Au Québec, la première attestation de Nord-Ouest , pour caractériser le territoire étendu au Grand Nord de la traite des fourrures, remonte à 1804 : Je donne au vieux " Les Grandes Oreilles " sept chopines de rhum mêlé, pour rien, parce que, tous les printemps, il donne quantité de poisson à nos gens quand ils sortent des terres, et il est d’ailleurs dévoué au Nord-Ouest (Malhiot, François-Victor, Journal du fort Kamanaitiquoya à la rivière Montréal, 1804-1805, p. 231 ; pour plus d’informations voir exemple 1 ). L’hypothèse d’une existence de Nord-Ouest avant la début du XIXe s. n’est pas encore démontrée, mais il est permis d’envisager, pour le composé, une existence qui remonterait à 1730.
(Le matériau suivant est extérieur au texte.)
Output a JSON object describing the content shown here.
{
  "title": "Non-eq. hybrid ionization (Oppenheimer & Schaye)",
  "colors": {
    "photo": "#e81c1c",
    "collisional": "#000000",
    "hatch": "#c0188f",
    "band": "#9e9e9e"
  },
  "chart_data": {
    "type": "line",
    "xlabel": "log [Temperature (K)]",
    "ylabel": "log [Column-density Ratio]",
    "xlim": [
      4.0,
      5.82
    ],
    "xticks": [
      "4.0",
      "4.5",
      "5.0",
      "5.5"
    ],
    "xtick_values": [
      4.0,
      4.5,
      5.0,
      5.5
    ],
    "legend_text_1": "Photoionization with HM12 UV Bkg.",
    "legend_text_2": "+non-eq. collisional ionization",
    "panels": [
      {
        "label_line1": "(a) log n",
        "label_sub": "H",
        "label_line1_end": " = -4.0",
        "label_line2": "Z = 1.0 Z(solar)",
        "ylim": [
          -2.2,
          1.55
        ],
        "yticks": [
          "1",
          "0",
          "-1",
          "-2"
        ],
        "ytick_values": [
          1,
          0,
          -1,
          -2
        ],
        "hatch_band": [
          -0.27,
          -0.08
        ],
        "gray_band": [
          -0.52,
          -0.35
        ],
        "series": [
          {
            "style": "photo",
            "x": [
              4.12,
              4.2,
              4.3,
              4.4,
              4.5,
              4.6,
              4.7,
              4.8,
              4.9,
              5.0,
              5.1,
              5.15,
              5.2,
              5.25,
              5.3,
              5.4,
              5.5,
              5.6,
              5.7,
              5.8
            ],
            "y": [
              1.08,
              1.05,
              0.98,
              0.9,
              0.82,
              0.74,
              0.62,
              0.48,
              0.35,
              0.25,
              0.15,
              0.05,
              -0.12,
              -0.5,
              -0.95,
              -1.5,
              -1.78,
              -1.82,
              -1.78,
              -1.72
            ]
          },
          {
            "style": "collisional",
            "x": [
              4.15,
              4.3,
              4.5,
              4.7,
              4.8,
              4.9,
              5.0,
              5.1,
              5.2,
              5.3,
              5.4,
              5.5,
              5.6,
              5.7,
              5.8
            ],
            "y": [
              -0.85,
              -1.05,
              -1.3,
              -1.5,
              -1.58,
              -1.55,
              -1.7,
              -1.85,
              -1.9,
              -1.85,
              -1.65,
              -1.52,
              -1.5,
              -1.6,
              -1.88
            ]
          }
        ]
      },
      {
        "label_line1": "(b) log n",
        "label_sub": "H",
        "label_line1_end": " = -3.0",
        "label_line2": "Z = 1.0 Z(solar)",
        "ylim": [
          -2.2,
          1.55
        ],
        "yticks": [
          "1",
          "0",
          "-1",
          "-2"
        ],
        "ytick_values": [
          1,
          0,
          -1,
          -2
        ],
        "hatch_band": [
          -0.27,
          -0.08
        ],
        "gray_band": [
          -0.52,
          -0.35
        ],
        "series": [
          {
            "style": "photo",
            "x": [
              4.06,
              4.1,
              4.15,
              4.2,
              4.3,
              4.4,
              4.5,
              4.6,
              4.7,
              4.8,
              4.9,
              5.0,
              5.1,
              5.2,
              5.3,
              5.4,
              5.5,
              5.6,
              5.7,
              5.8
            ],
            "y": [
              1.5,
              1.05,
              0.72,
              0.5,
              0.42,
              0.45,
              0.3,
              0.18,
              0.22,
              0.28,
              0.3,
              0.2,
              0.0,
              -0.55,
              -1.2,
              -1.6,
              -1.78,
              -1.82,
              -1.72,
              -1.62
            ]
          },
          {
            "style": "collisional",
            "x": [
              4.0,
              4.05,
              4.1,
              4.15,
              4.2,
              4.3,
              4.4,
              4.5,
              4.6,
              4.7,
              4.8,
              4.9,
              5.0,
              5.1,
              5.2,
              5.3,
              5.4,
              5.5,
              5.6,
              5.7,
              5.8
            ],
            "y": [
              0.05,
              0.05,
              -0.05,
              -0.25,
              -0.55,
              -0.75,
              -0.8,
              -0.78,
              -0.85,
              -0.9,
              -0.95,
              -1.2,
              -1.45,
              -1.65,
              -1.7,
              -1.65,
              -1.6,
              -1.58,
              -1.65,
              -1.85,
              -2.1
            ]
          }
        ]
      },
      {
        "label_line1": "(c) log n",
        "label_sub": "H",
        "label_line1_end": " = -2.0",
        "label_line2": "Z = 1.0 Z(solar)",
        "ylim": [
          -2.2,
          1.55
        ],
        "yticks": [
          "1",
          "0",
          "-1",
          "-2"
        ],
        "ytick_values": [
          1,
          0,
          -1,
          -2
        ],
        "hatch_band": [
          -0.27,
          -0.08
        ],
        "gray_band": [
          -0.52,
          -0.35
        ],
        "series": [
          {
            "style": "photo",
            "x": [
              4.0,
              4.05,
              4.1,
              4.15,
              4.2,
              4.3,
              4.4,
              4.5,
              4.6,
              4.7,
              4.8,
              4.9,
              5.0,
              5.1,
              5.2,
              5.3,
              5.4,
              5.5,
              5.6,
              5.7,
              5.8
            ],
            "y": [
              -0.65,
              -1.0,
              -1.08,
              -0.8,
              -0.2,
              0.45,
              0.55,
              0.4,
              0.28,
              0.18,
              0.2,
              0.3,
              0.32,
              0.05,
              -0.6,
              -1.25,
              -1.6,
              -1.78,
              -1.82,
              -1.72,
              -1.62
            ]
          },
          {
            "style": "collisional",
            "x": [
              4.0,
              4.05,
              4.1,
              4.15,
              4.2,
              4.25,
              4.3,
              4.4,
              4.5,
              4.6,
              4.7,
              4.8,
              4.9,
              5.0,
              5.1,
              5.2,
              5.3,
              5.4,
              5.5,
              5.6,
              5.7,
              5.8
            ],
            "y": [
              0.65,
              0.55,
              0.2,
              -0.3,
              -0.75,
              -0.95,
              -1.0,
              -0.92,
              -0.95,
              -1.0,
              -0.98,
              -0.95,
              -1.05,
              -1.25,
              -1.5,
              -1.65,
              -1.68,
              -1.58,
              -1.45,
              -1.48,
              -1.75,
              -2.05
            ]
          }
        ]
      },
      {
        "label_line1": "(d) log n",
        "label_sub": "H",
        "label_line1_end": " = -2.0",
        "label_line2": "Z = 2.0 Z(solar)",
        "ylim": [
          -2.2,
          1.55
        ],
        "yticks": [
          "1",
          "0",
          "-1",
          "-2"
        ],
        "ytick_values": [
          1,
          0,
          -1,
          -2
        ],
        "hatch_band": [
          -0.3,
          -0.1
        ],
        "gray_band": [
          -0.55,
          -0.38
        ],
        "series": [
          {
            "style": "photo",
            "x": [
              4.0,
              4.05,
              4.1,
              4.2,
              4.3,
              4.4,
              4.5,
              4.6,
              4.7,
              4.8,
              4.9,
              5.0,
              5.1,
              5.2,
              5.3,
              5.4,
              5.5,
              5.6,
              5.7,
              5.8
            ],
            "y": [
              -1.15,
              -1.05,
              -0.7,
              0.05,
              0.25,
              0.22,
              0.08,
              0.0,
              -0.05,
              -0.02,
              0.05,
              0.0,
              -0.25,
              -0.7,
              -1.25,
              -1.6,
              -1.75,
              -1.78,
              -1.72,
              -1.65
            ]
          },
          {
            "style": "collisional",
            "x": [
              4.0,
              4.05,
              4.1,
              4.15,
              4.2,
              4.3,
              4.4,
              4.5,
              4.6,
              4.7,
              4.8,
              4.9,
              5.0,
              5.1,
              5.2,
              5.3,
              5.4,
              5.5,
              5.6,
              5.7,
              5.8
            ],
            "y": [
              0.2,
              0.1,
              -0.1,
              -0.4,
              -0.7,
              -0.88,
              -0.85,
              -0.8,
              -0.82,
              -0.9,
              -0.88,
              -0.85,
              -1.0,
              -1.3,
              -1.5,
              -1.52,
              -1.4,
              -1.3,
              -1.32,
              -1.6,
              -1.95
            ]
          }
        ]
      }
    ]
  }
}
CATÉGORIE : Innovation sémantique.

------------

[1] FTLFQ : Fichier du Trésor de la Langue Française au Québec : http://www.tlfq.ulaval.ca/fichier/default.asp

[2] CELM : Centre d'Études Linguistiques de la Mauricie, Trois-Rivières, Serge Fournier (dir.) : «sergiusfournier@gmail.com». Nous aimerions, ici, manifester notre gratitude au regretté ami Étienne Poirier, dont le travail de codirection, pendant sa carrière de professeur au Cégep de Shawinigan, a permis l’existence et le développement du CELM. Nous voudrions aussi témoigner notre reconnaissance à MM. Pierre Deshaies et Jean-Marc L’Archevêque pour leur aide précieuse lors des abondantes recherches lexicales. Elles ont largement contribué à l’établissement d’un fichier étendu et crédible. Un dernier mot de remerciement s’adresse à M. Jean-Denis Pellerin, autant pour ses réflexions méthodologiques nourries sur le CELM, que pour sa généreuse aide financière. Elle a permis, entre autres, l’achat de dictionnaires et glossaires indispensables à notre travail.